By a 10-2 vote, the Federal Open Market Committee (FOMC) reduced its benchmark overnight borrowing rate to a target range of 3.75%-4%.
The move was widely anticipated by markets, following weeks of weaker economic data and mounting uncertainty.
Two committee members dissented. Stephen Miran, appointed by Trump days before the September meeting, once again voted against the majority, arguing the rate cut should have been deeper.
Jeffrey Schmid, president of the Kansas City Fed, voted instead to leave rates unchanged.
The Fed also announced that it would halt the reduction of its balance sheet, known as quantitative tightening (QT), on 1 December.
The program has reduced roughly US$2.3 trillion from the central bank’s holdings of Treasurys and mortgage-backed securities.
Instead of reinvesting proceeds from maturing assets, the Fed had been allowing them to roll off its balance sheet each month.
However, recent stress in short-term lending markets prompted policymakers to conclude that liquidity conditions had tightened sufficiently.
“Our long-stated plan has been to stop balance sheet runoff when reserves are somewhat above the level we judge consistent with ample reserve conditions. Signs have clearly emerged that we have reached that standard,” Powell noted in his opening statement.
The FOMC also warned of rising risks to employment, noting that “downside risks to employment rose in recent months”.
Although the Bureau of Labor Statistics’ jobs report remains suspended due to the shutdown, the agency’s September inflation report showed prices climbing 3% annually, the highest since January.

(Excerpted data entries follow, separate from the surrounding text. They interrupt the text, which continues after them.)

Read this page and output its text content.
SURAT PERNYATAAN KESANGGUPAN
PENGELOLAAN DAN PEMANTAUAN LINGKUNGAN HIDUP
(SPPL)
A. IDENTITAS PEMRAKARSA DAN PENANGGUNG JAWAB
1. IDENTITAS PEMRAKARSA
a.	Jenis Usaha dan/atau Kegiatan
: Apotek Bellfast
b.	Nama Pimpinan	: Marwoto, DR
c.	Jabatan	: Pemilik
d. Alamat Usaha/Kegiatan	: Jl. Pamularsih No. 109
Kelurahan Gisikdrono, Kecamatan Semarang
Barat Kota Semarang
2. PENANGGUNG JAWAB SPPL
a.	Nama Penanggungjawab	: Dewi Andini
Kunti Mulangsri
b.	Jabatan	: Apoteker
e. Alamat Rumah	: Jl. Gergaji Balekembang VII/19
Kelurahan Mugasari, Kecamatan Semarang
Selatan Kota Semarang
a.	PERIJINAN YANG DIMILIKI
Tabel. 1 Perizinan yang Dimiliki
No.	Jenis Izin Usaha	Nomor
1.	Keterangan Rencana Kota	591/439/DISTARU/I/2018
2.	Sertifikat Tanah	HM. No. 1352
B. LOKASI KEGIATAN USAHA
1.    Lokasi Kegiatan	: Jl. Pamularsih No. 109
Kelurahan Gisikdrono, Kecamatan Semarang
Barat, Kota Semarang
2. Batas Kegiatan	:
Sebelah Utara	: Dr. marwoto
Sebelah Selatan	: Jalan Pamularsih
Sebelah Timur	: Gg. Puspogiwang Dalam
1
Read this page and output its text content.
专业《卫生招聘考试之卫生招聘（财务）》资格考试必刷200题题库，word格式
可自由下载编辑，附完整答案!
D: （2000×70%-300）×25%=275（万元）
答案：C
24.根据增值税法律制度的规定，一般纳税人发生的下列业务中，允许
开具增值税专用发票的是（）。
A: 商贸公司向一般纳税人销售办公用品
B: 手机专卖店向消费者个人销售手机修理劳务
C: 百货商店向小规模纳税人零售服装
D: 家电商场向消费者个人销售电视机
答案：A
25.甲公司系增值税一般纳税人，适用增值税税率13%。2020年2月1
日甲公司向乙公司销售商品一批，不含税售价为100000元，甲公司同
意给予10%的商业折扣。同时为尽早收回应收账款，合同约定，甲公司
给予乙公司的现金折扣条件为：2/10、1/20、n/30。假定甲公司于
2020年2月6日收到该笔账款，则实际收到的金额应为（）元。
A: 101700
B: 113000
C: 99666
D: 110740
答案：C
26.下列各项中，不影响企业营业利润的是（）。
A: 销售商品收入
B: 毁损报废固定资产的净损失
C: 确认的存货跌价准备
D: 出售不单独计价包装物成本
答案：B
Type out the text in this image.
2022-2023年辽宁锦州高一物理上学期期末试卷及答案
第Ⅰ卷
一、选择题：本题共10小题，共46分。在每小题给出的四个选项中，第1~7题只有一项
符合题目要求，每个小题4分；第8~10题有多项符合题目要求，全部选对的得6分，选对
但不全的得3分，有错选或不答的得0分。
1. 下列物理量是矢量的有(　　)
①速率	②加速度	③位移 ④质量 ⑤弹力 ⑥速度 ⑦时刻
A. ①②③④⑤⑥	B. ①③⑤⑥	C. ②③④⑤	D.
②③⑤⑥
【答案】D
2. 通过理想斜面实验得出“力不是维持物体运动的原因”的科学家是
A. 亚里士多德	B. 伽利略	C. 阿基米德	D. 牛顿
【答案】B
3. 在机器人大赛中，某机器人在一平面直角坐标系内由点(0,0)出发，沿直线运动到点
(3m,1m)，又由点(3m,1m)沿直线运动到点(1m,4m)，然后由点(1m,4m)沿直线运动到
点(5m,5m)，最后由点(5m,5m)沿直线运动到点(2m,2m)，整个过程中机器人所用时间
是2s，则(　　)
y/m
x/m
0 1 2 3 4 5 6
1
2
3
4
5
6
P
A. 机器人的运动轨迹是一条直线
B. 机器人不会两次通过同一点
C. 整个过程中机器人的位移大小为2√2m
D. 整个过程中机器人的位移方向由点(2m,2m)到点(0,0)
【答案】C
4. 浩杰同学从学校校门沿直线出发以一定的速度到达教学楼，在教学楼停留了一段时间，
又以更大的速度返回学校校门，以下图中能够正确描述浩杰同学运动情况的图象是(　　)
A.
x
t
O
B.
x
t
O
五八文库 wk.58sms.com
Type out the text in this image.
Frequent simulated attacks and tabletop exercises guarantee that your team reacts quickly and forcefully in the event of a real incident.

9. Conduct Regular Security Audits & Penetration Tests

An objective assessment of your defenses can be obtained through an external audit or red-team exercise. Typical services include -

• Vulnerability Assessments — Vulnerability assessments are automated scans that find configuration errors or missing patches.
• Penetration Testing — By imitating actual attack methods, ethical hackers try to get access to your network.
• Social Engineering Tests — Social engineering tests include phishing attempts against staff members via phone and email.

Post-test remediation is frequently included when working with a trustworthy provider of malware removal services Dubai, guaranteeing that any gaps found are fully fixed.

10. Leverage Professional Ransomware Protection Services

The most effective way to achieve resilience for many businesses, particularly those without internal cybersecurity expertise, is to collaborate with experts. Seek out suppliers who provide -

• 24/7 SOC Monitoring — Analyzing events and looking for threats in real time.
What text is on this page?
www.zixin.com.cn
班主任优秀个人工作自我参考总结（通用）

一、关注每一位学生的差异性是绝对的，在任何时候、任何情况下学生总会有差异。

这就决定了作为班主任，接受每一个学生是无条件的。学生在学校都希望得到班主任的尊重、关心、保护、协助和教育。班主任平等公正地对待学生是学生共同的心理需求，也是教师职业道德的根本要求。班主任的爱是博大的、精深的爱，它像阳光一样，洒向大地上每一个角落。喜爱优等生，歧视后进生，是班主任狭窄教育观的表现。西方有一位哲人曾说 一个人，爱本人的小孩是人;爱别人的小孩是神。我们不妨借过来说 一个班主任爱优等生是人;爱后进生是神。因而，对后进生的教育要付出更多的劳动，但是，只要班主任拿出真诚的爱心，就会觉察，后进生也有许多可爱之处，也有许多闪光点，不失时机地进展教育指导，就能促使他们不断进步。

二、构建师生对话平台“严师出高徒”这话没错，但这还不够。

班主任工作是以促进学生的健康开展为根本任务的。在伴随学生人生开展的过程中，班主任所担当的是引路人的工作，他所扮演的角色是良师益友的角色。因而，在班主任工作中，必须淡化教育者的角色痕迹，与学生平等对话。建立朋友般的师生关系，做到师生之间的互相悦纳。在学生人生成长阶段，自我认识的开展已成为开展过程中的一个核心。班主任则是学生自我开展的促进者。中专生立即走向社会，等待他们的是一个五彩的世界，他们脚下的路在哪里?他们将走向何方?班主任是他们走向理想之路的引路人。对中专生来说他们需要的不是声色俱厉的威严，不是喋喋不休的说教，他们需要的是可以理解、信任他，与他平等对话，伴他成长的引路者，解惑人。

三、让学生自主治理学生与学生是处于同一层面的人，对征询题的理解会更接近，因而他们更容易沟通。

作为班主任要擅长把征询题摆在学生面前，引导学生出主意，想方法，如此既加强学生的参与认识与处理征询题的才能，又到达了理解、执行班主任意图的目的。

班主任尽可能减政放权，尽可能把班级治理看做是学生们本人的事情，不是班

“Higher tariffs are pushing up prices in some categories of goods, resulting in higher overall inflation,” Powell noted. “A reasonable base case is that the effects on inflation will be relatively short-lived—a one-time shift in the price level.
"But it is also possible that the inflationary effects could instead be more persistent, and that is a risk to be assessed and managed.”
Fed Chair Jerome Powell reiterated that future policy decisions will depend on incoming data. The statement noted that “a further reduction in the policy rate at the December meeting is not a foregone conclusion" as “policy is not on a preset course”.
“We haven’t made a decision about December, and you know, we’re going to be looking at the data that we have, how that affects the outlook and the balance of risks,” Powell added.
Powell also acknowledged the economic drag caused by the government shutdown. “The shutdown of the federal government will weigh on economic activity while it persists, but these effects should reverse after the shutdown ends.”
Treasury yields rose following the decision as investors recalibrated expectations for inflation and monetary policy. The 10-year Treasury yield climbed 2.5% to 4.078%, and the 2-year yield jumped 3% to 3.596%.